Thinking back to this time as a care-free, imaginative child, I feel so very lucky that I had the childhood I had. These playful and heartwarming memories only lead to remembering more joyous times in my youth – my beautiful, lavender bedroom stocked full of toys and books, my tap-dancing space in the basement, laying on the couch on days home sick from school, watching cartoons and eating chicken noodle soup made by Grandma. I am so very blessed for each and every one of these memories, and now it brings such happiness to my heart when I watch my own nieces spend hours playing games they’ve made up, and going on adventures only a child can imagine.
2 thoughts on “Childhood Adventures”
Oh Kelly girl — you have made me so proud ! Not only are your grammar structures fine and all the right things in place, but you communicated the JOY of your childhood.
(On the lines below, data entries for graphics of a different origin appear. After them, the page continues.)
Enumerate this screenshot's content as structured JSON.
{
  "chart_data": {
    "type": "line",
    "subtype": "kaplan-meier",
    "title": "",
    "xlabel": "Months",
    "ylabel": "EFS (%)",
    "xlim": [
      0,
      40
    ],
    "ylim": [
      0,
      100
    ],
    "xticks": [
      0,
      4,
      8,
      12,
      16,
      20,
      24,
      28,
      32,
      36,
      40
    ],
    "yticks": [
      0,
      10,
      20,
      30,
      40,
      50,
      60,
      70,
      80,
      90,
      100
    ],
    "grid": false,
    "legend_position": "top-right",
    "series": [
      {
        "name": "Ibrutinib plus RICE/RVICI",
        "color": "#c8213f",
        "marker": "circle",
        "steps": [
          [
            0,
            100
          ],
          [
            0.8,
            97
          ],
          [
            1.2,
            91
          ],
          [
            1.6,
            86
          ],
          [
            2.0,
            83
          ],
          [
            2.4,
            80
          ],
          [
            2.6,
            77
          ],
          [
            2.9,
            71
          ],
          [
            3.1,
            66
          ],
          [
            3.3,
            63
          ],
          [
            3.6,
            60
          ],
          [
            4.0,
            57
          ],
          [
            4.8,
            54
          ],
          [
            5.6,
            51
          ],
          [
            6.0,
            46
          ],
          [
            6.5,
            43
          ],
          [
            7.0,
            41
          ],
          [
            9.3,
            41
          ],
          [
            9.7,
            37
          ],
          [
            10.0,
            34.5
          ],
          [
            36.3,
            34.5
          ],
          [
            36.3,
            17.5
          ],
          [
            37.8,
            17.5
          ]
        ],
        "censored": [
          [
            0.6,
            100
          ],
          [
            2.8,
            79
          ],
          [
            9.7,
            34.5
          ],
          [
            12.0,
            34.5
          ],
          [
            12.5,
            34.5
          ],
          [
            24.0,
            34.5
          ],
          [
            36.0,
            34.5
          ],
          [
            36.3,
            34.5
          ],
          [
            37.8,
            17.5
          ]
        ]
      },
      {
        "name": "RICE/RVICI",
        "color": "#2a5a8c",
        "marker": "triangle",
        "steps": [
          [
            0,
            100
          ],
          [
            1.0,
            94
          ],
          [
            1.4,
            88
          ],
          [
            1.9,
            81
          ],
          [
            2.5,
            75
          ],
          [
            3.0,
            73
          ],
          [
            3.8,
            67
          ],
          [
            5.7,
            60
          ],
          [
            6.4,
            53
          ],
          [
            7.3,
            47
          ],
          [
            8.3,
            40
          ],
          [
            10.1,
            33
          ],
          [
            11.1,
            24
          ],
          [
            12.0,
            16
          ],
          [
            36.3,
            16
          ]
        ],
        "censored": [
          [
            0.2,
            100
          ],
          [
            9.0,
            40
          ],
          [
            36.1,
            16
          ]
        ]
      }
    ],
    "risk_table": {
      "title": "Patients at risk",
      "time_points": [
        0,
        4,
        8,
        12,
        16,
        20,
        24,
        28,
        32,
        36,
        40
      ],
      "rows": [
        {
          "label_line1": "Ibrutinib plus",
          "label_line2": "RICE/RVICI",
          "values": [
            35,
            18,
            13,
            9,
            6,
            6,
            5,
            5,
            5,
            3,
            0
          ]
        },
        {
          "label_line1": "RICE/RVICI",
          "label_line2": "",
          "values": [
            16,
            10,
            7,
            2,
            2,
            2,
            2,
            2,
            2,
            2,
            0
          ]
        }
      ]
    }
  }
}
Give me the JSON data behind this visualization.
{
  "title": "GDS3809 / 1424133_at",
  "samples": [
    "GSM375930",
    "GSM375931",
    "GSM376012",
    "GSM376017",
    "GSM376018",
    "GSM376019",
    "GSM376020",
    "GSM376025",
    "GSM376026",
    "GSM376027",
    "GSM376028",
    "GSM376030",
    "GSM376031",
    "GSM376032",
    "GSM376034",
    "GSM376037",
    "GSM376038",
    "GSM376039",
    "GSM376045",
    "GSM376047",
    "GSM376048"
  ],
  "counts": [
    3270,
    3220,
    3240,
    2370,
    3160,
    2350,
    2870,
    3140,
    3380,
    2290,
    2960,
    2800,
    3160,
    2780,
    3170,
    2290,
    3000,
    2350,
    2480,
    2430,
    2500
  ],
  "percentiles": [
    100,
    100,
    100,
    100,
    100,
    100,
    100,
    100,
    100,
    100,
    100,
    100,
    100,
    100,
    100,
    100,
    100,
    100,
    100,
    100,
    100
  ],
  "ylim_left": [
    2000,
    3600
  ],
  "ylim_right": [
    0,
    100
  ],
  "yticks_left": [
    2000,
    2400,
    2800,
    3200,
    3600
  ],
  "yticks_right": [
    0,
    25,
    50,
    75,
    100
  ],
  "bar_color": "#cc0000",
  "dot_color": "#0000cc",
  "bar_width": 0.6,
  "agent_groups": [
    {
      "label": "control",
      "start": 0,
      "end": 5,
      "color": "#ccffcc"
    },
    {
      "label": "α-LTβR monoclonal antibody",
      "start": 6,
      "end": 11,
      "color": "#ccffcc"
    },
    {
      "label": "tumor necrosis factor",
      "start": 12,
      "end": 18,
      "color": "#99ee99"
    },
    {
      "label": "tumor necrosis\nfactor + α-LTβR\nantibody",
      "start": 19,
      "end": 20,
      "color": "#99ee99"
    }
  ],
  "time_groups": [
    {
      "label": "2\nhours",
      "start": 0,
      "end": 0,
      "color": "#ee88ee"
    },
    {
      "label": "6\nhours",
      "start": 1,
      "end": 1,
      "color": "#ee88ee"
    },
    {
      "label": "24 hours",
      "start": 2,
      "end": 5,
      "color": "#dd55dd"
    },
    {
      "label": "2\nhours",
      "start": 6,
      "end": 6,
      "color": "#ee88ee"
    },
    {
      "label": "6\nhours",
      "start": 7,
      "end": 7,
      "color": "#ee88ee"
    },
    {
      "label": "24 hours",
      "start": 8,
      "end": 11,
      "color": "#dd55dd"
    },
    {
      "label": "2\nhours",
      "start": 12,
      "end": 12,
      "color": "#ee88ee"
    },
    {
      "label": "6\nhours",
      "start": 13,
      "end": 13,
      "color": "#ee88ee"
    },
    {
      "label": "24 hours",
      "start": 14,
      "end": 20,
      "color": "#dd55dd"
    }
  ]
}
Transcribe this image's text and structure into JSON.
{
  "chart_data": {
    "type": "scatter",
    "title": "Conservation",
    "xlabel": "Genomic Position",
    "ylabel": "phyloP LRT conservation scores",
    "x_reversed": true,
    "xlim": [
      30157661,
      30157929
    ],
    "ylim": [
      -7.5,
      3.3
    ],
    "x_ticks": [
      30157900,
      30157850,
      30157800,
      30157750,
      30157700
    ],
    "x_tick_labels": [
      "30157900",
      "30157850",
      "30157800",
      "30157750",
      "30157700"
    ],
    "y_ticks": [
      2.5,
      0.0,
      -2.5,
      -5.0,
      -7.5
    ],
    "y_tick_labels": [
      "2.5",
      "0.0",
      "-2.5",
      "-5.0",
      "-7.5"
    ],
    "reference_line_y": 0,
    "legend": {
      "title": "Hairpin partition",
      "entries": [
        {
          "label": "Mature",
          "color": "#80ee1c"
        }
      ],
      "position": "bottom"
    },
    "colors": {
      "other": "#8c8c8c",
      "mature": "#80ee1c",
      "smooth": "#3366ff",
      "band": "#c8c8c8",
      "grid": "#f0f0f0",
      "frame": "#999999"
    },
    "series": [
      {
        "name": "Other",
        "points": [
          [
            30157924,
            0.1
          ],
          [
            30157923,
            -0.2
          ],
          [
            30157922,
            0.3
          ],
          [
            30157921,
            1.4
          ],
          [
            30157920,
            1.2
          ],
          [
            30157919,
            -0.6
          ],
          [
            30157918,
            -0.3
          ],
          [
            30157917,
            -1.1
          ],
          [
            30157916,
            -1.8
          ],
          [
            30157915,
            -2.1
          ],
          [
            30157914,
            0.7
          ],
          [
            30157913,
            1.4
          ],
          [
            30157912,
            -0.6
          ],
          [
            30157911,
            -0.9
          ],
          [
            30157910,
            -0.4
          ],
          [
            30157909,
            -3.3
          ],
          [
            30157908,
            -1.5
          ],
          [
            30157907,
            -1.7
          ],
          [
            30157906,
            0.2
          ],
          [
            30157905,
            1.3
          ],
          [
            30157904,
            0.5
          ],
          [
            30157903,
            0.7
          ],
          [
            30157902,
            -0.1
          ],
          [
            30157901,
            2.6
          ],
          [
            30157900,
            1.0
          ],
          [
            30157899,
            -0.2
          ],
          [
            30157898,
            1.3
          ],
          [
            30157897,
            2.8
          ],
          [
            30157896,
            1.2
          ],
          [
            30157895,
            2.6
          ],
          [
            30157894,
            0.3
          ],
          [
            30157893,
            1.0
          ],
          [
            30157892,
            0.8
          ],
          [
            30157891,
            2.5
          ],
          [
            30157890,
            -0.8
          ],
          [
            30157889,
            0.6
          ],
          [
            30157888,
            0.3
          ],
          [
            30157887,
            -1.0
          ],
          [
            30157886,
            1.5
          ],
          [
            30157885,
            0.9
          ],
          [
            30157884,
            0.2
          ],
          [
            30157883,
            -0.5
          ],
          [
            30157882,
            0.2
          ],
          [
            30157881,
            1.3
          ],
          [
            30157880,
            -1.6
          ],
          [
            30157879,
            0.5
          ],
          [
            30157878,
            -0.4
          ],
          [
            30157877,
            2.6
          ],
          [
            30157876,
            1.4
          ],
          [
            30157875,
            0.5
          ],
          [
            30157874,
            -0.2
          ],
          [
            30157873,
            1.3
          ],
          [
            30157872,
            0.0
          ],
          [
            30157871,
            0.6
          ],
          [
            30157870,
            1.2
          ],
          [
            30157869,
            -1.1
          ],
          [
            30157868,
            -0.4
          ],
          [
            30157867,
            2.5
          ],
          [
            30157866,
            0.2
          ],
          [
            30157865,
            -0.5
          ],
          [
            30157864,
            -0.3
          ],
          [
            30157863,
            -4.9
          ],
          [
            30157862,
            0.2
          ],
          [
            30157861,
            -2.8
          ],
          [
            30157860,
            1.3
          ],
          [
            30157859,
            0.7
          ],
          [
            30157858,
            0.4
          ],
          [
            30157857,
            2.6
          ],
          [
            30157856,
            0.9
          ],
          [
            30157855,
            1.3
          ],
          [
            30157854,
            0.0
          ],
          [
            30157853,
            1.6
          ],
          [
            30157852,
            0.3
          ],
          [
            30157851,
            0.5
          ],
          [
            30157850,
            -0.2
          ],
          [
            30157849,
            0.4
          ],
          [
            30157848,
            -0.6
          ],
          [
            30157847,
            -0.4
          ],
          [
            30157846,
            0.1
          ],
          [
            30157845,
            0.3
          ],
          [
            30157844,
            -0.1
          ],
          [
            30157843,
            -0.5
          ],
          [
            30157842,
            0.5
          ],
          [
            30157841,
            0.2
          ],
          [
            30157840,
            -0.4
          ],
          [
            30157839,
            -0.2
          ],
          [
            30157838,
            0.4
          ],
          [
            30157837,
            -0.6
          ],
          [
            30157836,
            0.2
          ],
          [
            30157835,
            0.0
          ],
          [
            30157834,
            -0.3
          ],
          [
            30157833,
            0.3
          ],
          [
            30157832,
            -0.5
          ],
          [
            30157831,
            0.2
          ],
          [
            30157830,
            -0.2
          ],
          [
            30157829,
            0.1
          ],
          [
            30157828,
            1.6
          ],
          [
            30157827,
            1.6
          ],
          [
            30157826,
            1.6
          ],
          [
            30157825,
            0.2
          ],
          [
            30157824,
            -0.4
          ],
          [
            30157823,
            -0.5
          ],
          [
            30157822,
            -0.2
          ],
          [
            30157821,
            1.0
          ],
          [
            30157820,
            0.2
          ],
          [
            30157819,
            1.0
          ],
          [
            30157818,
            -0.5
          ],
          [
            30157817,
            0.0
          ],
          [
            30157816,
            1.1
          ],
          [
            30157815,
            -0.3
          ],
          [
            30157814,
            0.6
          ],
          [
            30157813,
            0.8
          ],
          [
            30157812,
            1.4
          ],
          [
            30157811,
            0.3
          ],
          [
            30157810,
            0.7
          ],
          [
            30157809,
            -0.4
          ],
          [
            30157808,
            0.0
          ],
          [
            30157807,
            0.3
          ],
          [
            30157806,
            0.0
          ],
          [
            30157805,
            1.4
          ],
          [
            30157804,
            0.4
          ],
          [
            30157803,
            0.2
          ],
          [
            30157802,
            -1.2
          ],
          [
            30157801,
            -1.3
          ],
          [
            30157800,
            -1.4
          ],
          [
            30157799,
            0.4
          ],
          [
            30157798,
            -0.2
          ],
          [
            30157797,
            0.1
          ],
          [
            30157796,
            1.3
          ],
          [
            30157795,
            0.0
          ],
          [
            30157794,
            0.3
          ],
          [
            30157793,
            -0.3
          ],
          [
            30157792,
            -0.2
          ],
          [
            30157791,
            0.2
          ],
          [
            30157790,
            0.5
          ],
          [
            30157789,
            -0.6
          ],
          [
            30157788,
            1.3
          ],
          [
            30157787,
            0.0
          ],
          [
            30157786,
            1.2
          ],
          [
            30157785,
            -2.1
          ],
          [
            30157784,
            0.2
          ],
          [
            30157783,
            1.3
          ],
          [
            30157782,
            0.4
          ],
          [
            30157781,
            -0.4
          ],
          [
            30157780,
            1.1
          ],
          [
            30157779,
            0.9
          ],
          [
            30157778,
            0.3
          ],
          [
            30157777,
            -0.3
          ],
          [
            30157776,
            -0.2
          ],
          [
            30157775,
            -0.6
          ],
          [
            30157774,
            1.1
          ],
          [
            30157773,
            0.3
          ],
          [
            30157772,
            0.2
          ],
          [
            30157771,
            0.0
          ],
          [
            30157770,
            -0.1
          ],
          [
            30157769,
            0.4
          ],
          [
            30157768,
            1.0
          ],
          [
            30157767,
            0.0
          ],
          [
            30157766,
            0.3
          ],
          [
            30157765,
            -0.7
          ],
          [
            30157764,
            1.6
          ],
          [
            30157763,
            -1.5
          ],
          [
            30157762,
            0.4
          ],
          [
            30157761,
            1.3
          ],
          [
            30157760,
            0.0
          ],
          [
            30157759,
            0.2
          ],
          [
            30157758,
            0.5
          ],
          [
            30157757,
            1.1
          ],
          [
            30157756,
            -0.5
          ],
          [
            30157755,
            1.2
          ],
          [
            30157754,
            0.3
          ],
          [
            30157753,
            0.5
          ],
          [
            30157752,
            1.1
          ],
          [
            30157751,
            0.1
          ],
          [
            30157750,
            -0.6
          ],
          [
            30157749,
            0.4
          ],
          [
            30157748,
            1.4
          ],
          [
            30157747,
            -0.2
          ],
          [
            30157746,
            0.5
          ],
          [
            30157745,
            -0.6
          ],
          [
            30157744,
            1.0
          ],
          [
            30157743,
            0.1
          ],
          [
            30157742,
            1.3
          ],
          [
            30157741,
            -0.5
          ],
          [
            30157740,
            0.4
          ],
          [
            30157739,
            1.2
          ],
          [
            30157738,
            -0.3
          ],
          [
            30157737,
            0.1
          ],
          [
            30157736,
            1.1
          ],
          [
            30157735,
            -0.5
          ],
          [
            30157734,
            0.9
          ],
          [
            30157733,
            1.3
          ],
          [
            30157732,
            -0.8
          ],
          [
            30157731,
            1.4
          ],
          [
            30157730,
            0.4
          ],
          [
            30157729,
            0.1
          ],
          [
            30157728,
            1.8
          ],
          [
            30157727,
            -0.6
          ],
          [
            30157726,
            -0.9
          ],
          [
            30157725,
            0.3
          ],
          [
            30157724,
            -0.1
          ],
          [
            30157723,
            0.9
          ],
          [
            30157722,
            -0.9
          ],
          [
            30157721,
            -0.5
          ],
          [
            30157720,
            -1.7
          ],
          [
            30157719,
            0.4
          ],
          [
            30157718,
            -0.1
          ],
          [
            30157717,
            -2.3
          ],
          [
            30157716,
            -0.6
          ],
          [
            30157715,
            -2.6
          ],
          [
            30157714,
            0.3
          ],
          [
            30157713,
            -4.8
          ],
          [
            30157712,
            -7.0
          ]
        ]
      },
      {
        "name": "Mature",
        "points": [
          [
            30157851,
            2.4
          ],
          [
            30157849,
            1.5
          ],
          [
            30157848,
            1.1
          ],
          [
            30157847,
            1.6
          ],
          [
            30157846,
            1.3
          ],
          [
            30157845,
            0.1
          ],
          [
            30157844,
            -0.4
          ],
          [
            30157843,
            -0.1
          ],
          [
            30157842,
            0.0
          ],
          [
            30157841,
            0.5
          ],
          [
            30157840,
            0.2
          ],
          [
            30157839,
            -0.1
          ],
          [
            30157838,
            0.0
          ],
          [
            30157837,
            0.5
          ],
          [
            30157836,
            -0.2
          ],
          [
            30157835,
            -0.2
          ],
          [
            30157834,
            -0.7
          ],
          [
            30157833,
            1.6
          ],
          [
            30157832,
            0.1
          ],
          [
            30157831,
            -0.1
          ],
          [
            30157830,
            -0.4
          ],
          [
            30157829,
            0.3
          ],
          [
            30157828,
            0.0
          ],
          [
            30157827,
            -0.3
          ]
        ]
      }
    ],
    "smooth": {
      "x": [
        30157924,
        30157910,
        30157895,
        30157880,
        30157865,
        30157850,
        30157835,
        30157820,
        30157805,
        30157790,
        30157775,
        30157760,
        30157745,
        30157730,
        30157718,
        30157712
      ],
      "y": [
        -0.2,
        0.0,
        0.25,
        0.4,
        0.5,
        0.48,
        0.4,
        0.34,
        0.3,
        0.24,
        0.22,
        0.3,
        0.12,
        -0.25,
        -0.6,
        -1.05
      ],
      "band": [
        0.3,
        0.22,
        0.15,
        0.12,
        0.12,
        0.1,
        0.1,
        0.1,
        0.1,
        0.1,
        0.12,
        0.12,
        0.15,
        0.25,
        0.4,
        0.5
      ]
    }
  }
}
How very wonderful ! The other thing that’s so special to me is that you recognize details of the love your parents gave you. God bless you sweetie and may you always have that same grateful heart for it is one that pleases God ! love you !!
Wasn’t it wonderful? When I tell tales of our dead end street fun, I feel as though people think I must be exaggerating. Do these neighborhoods really exist? Where 15 or so children of all ages, run out of their back doors as soon as the last morsel has been eaten from their dinner plates, to gather at the dead end road? Yes! And every evening had its own adventure. Hockey nights – Walter with a nice gash above his eye due to the end of Randy’s stick. Sledding – GTs were the only way down Jodys hill. Baseball – oh man, remember that time you pitched to my dad? He still feels bad about that bruise he left on your leg! And Slip – my personal favorite. Did we invent that game? I knew we had a winner when the boys started putting shoe polish under their eyes to help them stay hidden during the dusk hours. Thank you for testifying to the trueness of it all. And I hope that there are 15 more children out there, enjoying out street as much as we did.